How a Zombie Foreclosure Works
Zombie foreclosures stem from your misunderstanding of the foreclosure process. In a typical foreclosure, the lender notifies you that the house is entering foreclosure after you default.
After that notice, there's a waiting period where you can stop the foreclosure by paying a lump sum. This could be a few back payments, all arrears, or the full mortgage balance.
Until the foreclosure is finalized, you hold the title. If you don't pay, the process goes on, and a court rules the house belongs to the lender. Only then do you legally have to vacate.
Here's a fast fact: In Q4 2020, zombie foreclosures made up 3.8% of all foreclosures, but they've dropped by more than half since 2016, per ATTOM Data Solutions.
Sometimes lenders decide not to complete the foreclosure—maybe because repairs and back taxes are too costly. They won't take the title but don't have to tell you. When the title stays in your name without you knowing the foreclosure wasn't finished, it's called a zombie title.
How Zombie Foreclosures Impact Homeowners
A zombie foreclosure turns a mortgage default into a bigger issue, affecting the whole neighborhood, not just you.
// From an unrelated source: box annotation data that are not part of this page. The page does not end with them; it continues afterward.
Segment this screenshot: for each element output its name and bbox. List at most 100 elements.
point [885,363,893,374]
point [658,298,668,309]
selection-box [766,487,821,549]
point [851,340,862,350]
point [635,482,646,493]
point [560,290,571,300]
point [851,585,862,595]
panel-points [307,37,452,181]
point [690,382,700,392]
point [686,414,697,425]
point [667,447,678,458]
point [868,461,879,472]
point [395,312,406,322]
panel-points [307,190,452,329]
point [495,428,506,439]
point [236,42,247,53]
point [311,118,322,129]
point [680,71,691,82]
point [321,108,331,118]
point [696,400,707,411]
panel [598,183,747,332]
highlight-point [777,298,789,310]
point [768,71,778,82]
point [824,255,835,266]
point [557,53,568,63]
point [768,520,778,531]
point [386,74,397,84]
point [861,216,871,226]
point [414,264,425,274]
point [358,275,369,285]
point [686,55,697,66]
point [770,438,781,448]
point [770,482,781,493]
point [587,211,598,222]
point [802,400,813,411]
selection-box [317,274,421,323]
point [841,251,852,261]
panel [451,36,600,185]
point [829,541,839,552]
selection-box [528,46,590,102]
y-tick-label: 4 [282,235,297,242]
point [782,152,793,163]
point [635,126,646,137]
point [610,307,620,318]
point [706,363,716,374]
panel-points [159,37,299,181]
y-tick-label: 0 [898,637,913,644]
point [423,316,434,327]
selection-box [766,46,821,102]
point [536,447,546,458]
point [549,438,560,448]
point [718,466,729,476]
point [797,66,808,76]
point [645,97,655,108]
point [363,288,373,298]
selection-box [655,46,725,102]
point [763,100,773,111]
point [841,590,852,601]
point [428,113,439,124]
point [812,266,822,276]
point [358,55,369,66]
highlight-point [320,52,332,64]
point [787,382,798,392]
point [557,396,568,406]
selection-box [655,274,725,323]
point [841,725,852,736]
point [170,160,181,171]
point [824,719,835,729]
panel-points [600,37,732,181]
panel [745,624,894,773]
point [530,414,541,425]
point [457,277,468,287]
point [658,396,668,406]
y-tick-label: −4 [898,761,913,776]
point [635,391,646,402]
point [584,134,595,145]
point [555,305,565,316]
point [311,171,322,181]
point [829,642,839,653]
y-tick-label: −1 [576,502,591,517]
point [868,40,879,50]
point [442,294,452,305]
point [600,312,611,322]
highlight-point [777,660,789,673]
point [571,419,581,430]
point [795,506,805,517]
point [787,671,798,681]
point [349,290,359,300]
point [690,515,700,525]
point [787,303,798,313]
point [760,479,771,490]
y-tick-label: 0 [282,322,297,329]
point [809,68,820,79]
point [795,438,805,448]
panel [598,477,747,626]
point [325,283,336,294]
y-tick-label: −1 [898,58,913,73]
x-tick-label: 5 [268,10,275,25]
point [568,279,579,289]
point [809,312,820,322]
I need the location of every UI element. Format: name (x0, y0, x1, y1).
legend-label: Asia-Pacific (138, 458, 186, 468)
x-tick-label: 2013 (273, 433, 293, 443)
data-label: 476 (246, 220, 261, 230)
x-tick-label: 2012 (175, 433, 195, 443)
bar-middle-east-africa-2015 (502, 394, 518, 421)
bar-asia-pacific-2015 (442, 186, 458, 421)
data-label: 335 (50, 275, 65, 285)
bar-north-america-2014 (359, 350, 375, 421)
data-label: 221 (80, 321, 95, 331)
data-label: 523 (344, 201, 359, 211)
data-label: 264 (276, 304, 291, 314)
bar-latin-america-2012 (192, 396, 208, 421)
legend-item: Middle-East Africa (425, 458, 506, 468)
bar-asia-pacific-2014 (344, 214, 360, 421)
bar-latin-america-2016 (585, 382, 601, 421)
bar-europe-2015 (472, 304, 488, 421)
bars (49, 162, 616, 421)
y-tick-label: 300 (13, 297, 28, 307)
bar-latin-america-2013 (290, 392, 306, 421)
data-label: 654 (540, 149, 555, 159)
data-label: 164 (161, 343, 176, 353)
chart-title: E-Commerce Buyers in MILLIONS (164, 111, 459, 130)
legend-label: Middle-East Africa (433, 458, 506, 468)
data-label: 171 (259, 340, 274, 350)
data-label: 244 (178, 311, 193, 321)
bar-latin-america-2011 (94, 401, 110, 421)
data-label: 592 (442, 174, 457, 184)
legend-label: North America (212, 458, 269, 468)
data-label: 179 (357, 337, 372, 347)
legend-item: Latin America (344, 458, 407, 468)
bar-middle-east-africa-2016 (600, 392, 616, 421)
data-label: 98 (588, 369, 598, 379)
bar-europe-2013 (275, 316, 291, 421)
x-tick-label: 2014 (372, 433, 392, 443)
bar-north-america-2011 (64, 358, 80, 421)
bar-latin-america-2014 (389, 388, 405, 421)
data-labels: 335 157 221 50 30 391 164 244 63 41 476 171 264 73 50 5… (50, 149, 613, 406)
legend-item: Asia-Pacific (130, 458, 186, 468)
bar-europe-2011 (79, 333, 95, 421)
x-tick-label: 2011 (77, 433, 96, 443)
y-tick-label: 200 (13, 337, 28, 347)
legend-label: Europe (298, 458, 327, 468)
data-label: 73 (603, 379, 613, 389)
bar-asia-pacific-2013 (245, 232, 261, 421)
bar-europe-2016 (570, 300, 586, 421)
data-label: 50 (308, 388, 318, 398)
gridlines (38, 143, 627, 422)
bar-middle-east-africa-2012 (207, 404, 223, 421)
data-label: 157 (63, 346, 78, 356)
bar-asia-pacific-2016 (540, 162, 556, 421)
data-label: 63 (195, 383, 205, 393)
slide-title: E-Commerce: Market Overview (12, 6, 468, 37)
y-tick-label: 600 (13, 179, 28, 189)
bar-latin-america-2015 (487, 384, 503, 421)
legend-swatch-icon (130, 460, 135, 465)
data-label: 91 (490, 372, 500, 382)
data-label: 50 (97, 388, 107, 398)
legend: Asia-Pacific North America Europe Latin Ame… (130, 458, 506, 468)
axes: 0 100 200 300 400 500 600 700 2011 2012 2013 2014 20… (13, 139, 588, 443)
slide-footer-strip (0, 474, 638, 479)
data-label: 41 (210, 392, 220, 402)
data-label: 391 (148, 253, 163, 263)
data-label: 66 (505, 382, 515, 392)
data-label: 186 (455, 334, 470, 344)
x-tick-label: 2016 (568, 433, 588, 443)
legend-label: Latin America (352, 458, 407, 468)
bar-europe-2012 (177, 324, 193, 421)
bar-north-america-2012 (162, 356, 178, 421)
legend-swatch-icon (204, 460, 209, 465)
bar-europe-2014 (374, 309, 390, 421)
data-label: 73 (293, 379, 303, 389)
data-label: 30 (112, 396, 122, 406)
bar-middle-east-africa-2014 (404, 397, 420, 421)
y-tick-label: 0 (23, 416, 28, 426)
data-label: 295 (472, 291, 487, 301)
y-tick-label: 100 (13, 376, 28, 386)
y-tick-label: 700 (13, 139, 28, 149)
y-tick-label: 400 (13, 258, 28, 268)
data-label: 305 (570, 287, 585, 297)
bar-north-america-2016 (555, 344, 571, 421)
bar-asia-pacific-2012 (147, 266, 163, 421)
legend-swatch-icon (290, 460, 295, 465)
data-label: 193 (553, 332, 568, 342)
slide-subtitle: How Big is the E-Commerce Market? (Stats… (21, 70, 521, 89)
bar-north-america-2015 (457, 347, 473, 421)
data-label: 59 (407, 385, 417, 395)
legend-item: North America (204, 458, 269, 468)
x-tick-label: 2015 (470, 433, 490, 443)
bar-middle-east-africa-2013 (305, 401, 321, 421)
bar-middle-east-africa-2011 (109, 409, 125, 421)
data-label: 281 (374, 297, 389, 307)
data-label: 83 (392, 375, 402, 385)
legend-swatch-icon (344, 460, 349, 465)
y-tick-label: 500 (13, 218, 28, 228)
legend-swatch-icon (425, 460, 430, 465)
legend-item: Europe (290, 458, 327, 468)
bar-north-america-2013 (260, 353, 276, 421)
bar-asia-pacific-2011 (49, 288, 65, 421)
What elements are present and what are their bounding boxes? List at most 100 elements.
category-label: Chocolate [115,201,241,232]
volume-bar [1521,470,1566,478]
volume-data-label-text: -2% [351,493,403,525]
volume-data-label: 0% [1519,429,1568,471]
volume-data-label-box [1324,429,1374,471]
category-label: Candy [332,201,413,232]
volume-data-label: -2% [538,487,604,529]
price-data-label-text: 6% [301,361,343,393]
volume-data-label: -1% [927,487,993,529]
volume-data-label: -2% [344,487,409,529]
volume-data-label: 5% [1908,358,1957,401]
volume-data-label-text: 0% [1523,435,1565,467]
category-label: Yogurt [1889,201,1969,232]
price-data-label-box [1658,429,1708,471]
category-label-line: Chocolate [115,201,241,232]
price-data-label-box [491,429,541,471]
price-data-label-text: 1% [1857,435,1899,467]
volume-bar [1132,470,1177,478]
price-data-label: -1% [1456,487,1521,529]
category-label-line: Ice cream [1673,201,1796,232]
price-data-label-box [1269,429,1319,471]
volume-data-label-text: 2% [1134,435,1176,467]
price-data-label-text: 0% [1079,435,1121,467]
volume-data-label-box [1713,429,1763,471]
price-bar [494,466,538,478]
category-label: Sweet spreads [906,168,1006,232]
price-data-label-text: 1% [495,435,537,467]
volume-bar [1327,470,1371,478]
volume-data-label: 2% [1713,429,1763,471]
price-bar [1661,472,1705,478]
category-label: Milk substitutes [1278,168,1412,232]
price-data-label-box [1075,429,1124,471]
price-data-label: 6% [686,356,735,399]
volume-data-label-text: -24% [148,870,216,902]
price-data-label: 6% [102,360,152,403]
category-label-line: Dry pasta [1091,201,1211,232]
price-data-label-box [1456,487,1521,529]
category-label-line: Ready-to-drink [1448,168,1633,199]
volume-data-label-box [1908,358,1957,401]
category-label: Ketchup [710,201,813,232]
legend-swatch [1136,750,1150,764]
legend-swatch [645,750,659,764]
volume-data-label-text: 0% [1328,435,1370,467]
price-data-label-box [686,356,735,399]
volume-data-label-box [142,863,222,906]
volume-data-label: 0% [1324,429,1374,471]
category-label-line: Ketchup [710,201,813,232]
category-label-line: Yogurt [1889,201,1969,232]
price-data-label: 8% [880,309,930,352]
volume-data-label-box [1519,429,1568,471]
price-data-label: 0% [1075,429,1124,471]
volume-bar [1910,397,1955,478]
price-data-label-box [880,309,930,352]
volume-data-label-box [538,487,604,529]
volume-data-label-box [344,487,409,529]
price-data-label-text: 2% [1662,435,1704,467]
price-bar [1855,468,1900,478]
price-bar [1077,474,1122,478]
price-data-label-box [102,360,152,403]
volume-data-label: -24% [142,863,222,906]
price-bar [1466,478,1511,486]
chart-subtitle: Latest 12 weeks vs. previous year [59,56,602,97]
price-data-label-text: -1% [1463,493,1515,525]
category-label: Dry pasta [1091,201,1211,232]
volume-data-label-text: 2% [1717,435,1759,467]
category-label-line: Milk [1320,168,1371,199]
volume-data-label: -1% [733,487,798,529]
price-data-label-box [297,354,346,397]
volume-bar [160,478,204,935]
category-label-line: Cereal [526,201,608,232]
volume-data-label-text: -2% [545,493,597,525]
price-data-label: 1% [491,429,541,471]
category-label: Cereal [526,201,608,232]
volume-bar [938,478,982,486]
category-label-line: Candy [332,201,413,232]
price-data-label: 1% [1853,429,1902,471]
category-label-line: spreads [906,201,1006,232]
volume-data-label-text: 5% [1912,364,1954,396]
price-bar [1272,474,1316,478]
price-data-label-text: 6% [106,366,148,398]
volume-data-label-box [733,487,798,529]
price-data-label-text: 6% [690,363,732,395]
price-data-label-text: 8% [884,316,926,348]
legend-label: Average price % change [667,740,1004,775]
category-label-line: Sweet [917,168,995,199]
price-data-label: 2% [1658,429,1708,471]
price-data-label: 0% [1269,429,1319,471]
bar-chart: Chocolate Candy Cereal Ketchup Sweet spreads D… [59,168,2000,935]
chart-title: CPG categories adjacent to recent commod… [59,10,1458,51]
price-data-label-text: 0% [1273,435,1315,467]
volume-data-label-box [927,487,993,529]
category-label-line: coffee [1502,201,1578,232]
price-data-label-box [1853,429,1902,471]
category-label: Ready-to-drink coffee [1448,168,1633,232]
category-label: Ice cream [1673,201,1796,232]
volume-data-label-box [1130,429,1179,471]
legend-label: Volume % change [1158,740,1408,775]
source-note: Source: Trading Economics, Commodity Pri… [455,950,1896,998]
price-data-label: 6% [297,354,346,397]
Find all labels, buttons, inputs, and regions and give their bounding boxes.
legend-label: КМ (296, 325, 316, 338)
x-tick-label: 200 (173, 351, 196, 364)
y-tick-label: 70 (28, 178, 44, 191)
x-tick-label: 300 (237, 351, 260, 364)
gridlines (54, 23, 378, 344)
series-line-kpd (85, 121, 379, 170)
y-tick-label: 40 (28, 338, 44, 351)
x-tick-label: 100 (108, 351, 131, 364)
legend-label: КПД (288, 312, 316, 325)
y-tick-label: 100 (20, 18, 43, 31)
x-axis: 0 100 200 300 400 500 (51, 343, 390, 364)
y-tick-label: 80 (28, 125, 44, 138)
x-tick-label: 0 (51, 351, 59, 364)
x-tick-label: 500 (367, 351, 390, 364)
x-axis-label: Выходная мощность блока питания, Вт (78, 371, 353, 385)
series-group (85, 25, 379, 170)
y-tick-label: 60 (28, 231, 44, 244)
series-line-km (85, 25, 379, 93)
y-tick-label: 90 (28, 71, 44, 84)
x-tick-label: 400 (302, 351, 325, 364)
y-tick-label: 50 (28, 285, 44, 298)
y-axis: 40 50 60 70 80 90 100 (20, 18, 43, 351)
If you leave after the notice, you're abandoning without grasping the legal and financial consequences.
You're likely still on the hook for maintenance, HOA fees, property taxes, and upkeep. These don't stop just because you've left. Local authorities might come after you for unpaid taxes or maintenance costs.
To avoid this, if you've defaulted and face foreclosure, stay in the residence until you get an official vacate notice. Then, check that the title is no longer in your name.
What Does 'Zombie Foreclosure' Mean?
Zombie foreclosure means you get a pending foreclosure notice and abandon your house before it's legally required. The process can drag on, so you're still responsible for taxes and insurance. If you leave and it becomes a zombie foreclosure, the house often deteriorates.
Will a Zombie Foreclosure Impact My Credit?
Yes, a zombie foreclosure will hit your credit because walking away from your mortgage counts as defaulting on the loan.
Where Do Zombie Foreclosures Happen?
Foreclosures can occur anywhere, but zombie ones are common in lower-income areas. A Q1 2022 report from ATTOM Data Solutions shows the Midwest and Northeast have the most.
Why Are They Called Zombie Foreclosures?
They're called zombie foreclosures because they happen after you receive a default notice, starting the foreclosure. If you leave before the bank forecloses, the home stays vacant and often falls into disrepair, like something undead rising again.